Thursday, August 11, 2011

Pink Lemonade Cake Courtesy of Paula Deen and Food Network

Ingredients

  • 1 cup (2 sticks) unsalted butter, softened, plus more, for coating pans
  • 1 (18 1/4-ounce) box white cake mix
  • 1 teaspoon finely grated lemon zest
  • 2 teaspoons vanilla extract
  • 3 tablespoons sweetened pink lemonade drink powder
  • 1 pound confectioners' sugar
  • 5 tablespoons frozen pink lemonade concentrate
  • 1 teaspoon vanilla
  • 1 teaspoon finely grated lemon zest

Directions

Preheat the oven to 350 degrees F. Butter 2 (8-inch) round cake pans and line the bottoms with parchment paper or waxed paper.
Prepare the cake batter according to the package directions. To the batter, stir in the lemon zest, vanilla, and pink lemonade powder. Pour the batter evenly into the prepared pans. Bake until golden and a toothpick inserted into the center of the cake comes out clean, 30 to 35 minutes. Let the cakes cool in the pans for 10 minutes. Carefully turn the cakes out onto a wire rack (If your cake is too moist then it will break apart on the wire rack FWI) to cool completely.
While the cake is baking, prepare the frosting by beating together the confectioners' sugar and remaining 1 cup butter until fluffy (I added a small splash of water to help mix BUT if it becomes too thin then add teaspoons of flour until think).

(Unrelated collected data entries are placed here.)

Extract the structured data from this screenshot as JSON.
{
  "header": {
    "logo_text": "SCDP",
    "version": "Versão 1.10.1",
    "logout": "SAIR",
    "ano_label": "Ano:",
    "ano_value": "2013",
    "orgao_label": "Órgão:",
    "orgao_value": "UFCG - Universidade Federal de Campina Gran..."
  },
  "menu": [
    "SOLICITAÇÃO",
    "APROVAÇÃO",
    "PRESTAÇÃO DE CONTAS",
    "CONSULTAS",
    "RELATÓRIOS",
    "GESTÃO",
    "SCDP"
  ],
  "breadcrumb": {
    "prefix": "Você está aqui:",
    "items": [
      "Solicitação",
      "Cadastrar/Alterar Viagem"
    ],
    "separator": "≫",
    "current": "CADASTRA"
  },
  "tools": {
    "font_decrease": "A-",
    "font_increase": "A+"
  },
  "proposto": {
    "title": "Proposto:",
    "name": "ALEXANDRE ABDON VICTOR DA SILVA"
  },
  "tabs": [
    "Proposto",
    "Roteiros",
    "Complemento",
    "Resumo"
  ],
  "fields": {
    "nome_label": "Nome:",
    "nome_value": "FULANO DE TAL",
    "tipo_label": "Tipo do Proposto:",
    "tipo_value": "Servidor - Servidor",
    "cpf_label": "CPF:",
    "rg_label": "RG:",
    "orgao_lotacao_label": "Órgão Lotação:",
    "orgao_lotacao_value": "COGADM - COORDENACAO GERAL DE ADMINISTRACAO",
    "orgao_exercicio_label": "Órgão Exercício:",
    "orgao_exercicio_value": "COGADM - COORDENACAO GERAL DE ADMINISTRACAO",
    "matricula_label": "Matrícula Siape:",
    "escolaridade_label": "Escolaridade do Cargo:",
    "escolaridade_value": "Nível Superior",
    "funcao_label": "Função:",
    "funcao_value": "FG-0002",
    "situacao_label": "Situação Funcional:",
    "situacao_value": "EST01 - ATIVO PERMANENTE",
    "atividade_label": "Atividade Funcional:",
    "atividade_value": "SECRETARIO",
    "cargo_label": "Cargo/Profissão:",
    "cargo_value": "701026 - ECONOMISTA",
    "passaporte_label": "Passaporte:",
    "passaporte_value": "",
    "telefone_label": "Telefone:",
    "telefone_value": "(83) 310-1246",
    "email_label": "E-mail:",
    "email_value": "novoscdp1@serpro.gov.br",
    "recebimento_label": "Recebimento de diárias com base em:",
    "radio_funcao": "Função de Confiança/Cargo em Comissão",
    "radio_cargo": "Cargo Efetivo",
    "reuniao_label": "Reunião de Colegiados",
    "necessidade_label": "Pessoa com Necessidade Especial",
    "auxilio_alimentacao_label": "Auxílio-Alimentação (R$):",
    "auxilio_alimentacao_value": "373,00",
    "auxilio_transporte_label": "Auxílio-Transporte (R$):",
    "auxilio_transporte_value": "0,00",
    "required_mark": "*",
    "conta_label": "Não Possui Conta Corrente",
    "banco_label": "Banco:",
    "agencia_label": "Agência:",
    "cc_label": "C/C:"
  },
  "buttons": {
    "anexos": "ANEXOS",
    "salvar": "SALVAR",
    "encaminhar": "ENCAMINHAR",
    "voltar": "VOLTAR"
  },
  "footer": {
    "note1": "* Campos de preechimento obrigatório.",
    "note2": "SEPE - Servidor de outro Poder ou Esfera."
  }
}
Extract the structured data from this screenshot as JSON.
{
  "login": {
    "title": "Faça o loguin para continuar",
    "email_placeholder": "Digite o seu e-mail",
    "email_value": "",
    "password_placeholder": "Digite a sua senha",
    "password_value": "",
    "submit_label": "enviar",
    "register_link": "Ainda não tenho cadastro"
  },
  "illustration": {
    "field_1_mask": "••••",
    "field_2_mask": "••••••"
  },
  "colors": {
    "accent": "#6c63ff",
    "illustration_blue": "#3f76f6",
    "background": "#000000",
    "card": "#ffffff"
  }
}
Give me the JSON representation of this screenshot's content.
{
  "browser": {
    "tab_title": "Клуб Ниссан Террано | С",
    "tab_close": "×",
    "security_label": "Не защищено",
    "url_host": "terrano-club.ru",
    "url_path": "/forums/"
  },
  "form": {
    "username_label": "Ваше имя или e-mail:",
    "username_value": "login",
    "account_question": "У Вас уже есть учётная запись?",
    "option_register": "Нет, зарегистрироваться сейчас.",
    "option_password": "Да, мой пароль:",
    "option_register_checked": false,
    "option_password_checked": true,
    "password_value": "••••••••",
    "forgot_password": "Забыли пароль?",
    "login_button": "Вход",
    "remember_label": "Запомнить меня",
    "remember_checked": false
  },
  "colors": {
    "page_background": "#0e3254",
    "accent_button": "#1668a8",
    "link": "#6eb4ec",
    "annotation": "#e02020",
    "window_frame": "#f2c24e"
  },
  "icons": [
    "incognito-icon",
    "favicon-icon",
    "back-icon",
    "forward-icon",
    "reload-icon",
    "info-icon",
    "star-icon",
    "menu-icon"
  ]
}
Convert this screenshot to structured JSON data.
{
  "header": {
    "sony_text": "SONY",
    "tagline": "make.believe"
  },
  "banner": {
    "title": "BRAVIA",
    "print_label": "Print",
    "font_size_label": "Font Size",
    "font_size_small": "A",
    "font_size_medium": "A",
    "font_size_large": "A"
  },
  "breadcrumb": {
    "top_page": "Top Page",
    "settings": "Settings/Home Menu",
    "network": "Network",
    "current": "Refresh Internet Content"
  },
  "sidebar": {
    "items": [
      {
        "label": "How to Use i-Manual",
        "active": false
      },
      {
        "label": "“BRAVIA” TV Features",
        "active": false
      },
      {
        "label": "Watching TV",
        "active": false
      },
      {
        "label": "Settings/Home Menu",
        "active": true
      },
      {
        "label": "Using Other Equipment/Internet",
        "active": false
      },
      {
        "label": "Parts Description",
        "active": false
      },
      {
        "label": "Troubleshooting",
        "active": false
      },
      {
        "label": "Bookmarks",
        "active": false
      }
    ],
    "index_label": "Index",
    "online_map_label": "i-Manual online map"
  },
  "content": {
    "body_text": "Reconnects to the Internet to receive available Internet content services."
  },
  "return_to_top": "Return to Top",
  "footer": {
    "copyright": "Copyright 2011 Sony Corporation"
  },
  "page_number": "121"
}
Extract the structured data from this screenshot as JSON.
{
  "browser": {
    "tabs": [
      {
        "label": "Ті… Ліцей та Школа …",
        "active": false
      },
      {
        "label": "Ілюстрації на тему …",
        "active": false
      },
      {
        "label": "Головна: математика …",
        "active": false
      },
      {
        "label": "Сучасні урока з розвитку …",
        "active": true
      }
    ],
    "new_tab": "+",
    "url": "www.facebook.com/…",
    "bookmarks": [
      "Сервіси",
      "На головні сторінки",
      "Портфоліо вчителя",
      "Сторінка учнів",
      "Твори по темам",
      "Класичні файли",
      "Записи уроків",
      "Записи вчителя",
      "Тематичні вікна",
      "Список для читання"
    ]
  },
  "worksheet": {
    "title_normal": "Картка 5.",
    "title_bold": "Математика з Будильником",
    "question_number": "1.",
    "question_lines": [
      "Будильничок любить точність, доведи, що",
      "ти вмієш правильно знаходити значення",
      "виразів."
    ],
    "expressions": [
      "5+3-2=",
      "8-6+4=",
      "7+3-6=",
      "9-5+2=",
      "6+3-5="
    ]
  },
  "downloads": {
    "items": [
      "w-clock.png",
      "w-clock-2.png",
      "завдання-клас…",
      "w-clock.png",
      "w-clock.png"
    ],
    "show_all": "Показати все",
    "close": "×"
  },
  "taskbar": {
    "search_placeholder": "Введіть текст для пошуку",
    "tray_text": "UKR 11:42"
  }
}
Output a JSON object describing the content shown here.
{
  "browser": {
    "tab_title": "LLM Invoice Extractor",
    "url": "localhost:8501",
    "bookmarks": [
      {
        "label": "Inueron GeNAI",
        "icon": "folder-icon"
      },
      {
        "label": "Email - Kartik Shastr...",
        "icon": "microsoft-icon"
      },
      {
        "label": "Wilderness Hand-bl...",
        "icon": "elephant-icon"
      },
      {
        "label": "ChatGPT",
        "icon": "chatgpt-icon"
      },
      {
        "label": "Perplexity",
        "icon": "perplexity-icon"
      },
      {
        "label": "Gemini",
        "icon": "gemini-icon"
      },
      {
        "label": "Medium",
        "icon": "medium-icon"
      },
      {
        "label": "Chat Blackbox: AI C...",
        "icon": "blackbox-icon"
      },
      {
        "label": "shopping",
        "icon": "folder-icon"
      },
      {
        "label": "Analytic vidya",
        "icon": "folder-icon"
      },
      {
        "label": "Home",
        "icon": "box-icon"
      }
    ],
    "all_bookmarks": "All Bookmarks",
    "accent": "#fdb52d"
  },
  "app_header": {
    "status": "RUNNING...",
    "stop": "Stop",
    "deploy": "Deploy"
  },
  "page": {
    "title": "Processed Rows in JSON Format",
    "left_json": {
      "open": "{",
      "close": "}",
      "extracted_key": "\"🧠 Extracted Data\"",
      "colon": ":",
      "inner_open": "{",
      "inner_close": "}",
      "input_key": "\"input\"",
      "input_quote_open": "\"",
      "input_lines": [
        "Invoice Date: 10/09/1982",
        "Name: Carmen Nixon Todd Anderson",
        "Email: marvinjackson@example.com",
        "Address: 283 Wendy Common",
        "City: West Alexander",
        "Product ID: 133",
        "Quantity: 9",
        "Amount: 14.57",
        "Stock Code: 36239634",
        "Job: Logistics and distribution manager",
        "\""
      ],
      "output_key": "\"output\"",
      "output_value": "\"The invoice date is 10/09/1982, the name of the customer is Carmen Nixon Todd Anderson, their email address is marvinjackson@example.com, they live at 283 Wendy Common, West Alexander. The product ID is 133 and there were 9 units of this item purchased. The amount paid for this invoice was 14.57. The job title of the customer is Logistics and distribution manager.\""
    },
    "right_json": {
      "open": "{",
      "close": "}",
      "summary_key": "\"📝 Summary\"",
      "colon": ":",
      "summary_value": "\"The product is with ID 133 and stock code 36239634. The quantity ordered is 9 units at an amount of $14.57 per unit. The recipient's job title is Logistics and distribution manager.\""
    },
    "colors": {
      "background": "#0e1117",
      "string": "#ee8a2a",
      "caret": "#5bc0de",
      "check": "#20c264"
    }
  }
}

Beat in the remaining frosting ingredients (Instead of using the frozen lemonade I would just use more pink lemonade powder) until combined.
Transfer one cake to a cake stand or large platter. Using an offset spatula, spread the top of the cake with a layer of frosting. Place the second cake on top of the first. Spread the remaining frosting over the top and sides of both layers.